The ration system becomes a way to police people, as if we are locked up in the camp. I know a family of five who were in Nairobi for medical reasons. When they came back to Kakuma, they discovered that their ration card had been deactivated. After staying months without a ration, the card was finally activated but recognizing only two people in the household. What kind of humanitarian treatment is this? I have attached a photo of a family begging to the agencies to open up their ration card. I hope you will find a space to publish that photo.

The second issue is about mental health. A lot of people who have been suffering due to mental illness, and the numbers of suicides are rising. It is good to create awareness about suicide prevention, but doing this only occasionally cannot help us. Refugees need counseling, and I hope KANERE will raise this issue in future editions to sound the alarm for organizations and donors.

The third issue concerns documentation.
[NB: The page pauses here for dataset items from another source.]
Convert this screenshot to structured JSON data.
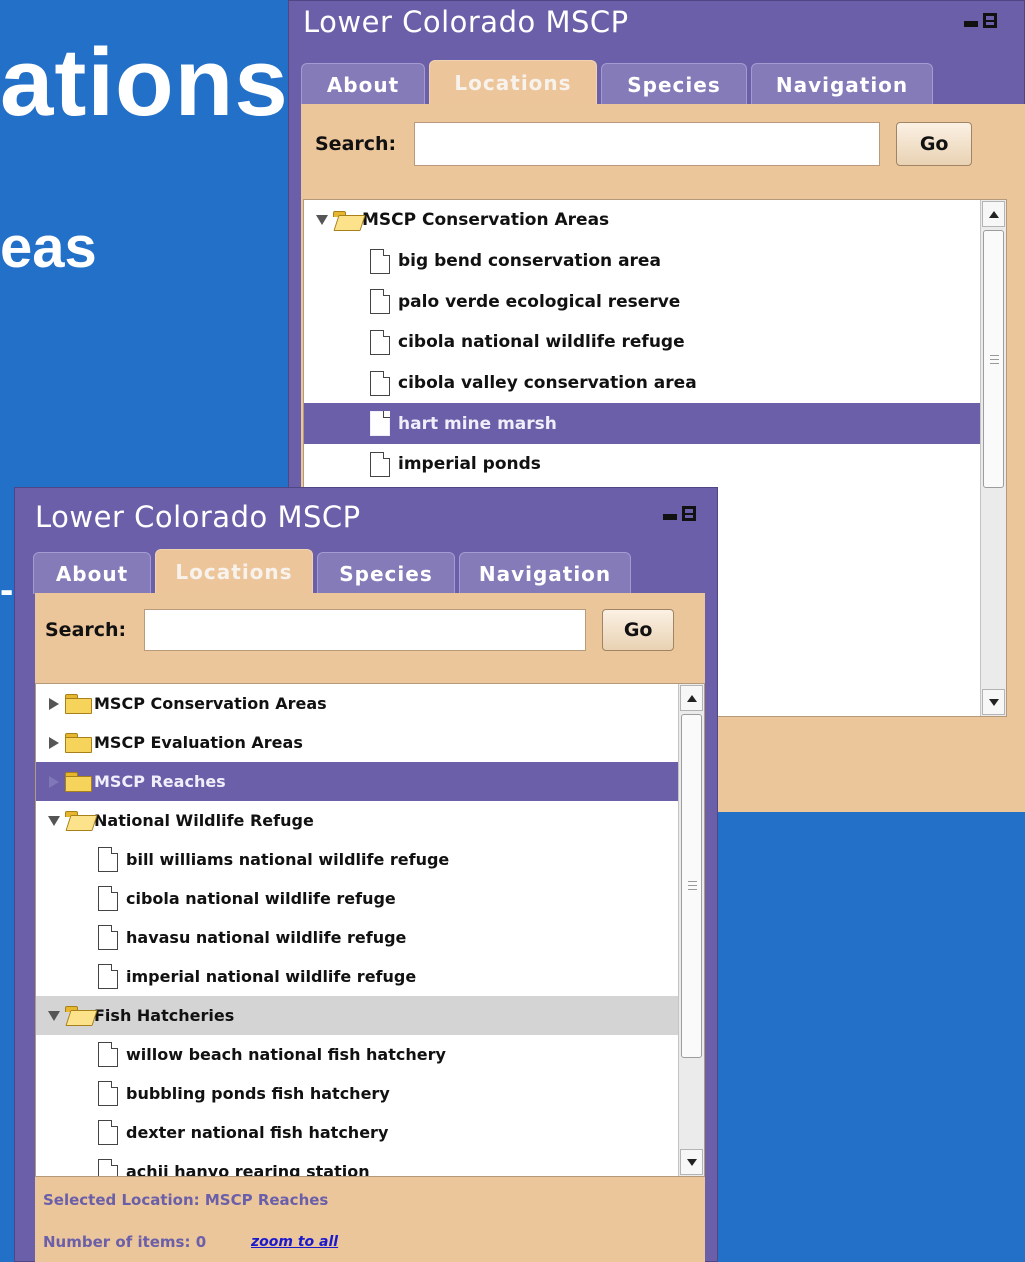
{
  "background": {
    "heading": "ations",
    "subheading": "eas",
    "fragment": "-"
  },
  "colors": {
    "page_bg": "#2370c8",
    "panel_bg": "#6a5fa8",
    "panel_body": "#ecc69b",
    "selection": "#6a5fa8"
  },
  "back_panel": {
    "title": "Lower Colorado MSCP",
    "tabs": [
      {
        "label": "About",
        "active": false
      },
      {
        "label": "Locations",
        "active": true
      },
      {
        "label": "Species",
        "active": false
      },
      {
        "label": "Navigation",
        "active": false
      }
    ],
    "search_label": "Search:",
    "search_value": "",
    "go_label": "Go",
    "tree": [
      {
        "label": "MSCP Conservation Areas",
        "type": "folder",
        "expanded": true
      },
      {
        "label": "big bend conservation area",
        "type": "item"
      },
      {
        "label": "palo verde ecological reserve",
        "type": "item"
      },
      {
        "label": "cibola national wildlife refuge",
        "type": "item"
      },
      {
        "label": "cibola valley conservation area",
        "type": "item"
      },
      {
        "label": "hart mine marsh",
        "type": "item",
        "selected": true
      },
      {
        "label": "imperial ponds",
        "type": "item"
      }
    ]
  },
  "front_panel": {
    "title": "Lower Colorado MSCP",
    "tabs": [
      {
        "label": "About",
        "active": false
      },
      {
        "label": "Locations",
        "active": true
      },
      {
        "label": "Species",
        "active": false
      },
      {
        "label": "Navigation",
        "active": false
      }
    ],
    "search_label": "Search:",
    "search_value": "",
    "go_label": "Go",
    "tree": [
      {
        "label": "MSCP Conservation Areas",
        "type": "folder",
        "expanded": false
      },
      {
        "label": "MSCP Evaluation Areas",
        "type": "folder",
        "expanded": false
      },
      {
        "label": "MSCP Reaches",
        "type": "folder",
        "expanded": false,
        "selected": true
      },
      {
        "label": "National Wildlife Refuge",
        "type": "folder",
        "expanded": true
      },
      {
        "label": "bill williams national wildlife refuge",
        "type": "item"
      },
      {
        "label": "cibola national wildlife refuge",
        "type": "item"
      },
      {
        "label": "havasu national wildlife refuge",
        "type": "item"
      },
      {
        "label": "imperial national wildlife refuge",
        "type": "item"
      },
      {
        "label": "Fish Hatcheries",
        "type": "folder",
        "expanded": true,
        "hovered": true
      },
      {
        "label": "willow beach national fish hatchery",
        "type": "item"
      },
      {
        "label": "bubbling ponds fish hatchery",
        "type": "item"
      },
      {
        "label": "dexter national fish hatchery",
        "type": "item"
      },
      {
        "label": "achii hanyo rearing station",
        "type": "item"
      }
    ],
    "selected_location": "Selected Location: MSCP Reaches",
    "item_count": "Number of items: 0",
    "zoom_link": "zoom to all"
  }
}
The Refugee Affaires Secretariat (RAS) is understaffed. They need to add additional employees and budget so that they can more adequately serve refugees. It takes so long for us to retrieve vital documents and permissions. The latest figures that I have seen show that around 23,000 asylum seekers are waiting for decisions on their status. They lack interpreters, and this is a big challenge especially for those who do not speak Kiswahili.

Finally, the issue of Coronavirus: Refugees both in Kakuma and Kalobeyei are panicking due to news of the pandemic. I do not think the agencies will save us if the virus reaches here. Please let the world know that we have nothing to rely on. May Allah protect all of us.

I hope you will publish the above message.